Ancient Maya Monument with Hieroglyphs Tells a Dramatic Tale
Archaeologists excavating underneath a temple in an ancient Maya city in Guatemala have discovered an intricately carved stone monument with hieroglyphic text dating back approximately 1,500 years, providing new insights into the ancient kingdom of Waka’ and its relations with the most powerful kingdoms in the lowland Maya world.
The stone monument was discovered in the Maya city of El Perú-Waka’, which once commanded major trade routes in the Classic period. It was found in a tunnel underneath the main temple of the city which led to a royal tomb and tells a dramatic tale involving political intrigue and bloodshed. It is one of a number of dramatic stories of Classic Maya history that have been recovered through the decipherment of Maya glyphs, a science that has made great advancements in the last 30 years.
The hieroglyphic text suggests that the monument was commissioned by Wak dynasty King Wa’oom Uch’ab Tzi’kin (He Who Stands up the Offering of the Eagle) to honor his father, King Chak Took Ich’aak (Red Spark Claw), who had died in 556 AD. It is the first time that these Maya rulers have become known to modern history, providing a critical contribution to the understanding of Maya culture. A new queen, Lady Ikoom, is also featured in the text and she is believed to be one of two Snake dynasty princesses sent into arranged marriages with the rulers of El Perú-Waka’ and another nearby Maya city as a means of cementing Snake control over this region of Northern Guatemala.
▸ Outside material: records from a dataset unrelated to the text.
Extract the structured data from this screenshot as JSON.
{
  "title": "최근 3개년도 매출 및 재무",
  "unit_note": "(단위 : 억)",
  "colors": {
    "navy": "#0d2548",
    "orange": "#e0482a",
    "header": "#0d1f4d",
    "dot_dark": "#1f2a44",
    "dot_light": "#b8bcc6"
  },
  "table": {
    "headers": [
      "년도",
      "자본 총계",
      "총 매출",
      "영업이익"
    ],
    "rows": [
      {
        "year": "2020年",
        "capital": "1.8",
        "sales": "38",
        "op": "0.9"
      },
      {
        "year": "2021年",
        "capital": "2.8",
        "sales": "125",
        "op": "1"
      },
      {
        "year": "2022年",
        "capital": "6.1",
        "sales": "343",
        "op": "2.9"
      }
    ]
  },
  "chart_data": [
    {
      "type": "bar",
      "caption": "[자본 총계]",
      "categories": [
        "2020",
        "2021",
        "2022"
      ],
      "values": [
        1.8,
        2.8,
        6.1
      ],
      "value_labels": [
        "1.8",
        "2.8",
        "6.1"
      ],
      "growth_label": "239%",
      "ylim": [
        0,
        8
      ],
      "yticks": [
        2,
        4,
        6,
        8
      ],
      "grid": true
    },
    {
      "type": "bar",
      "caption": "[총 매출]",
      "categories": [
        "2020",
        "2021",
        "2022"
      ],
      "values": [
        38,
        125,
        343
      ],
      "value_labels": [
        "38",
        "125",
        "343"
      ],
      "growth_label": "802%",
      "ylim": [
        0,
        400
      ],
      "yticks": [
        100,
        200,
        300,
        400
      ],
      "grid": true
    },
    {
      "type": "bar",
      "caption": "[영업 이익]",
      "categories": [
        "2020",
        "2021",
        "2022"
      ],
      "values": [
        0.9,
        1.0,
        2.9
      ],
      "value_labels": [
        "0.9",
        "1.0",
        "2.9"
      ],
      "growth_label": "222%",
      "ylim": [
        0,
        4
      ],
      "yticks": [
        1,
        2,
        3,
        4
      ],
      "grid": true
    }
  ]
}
After standing exposed to the elements for more than 100 years, the research team suggests that the monument was moved by order of a later king and buried as an offering inside new construction that took place at the main El Perú-Waka’ temple about 700 AD, probably as part of funeral rituals for a great queen entombed in the building at this time.
While the text on the monument is only partially preserved, it reveals an important moment in the history of Waka’.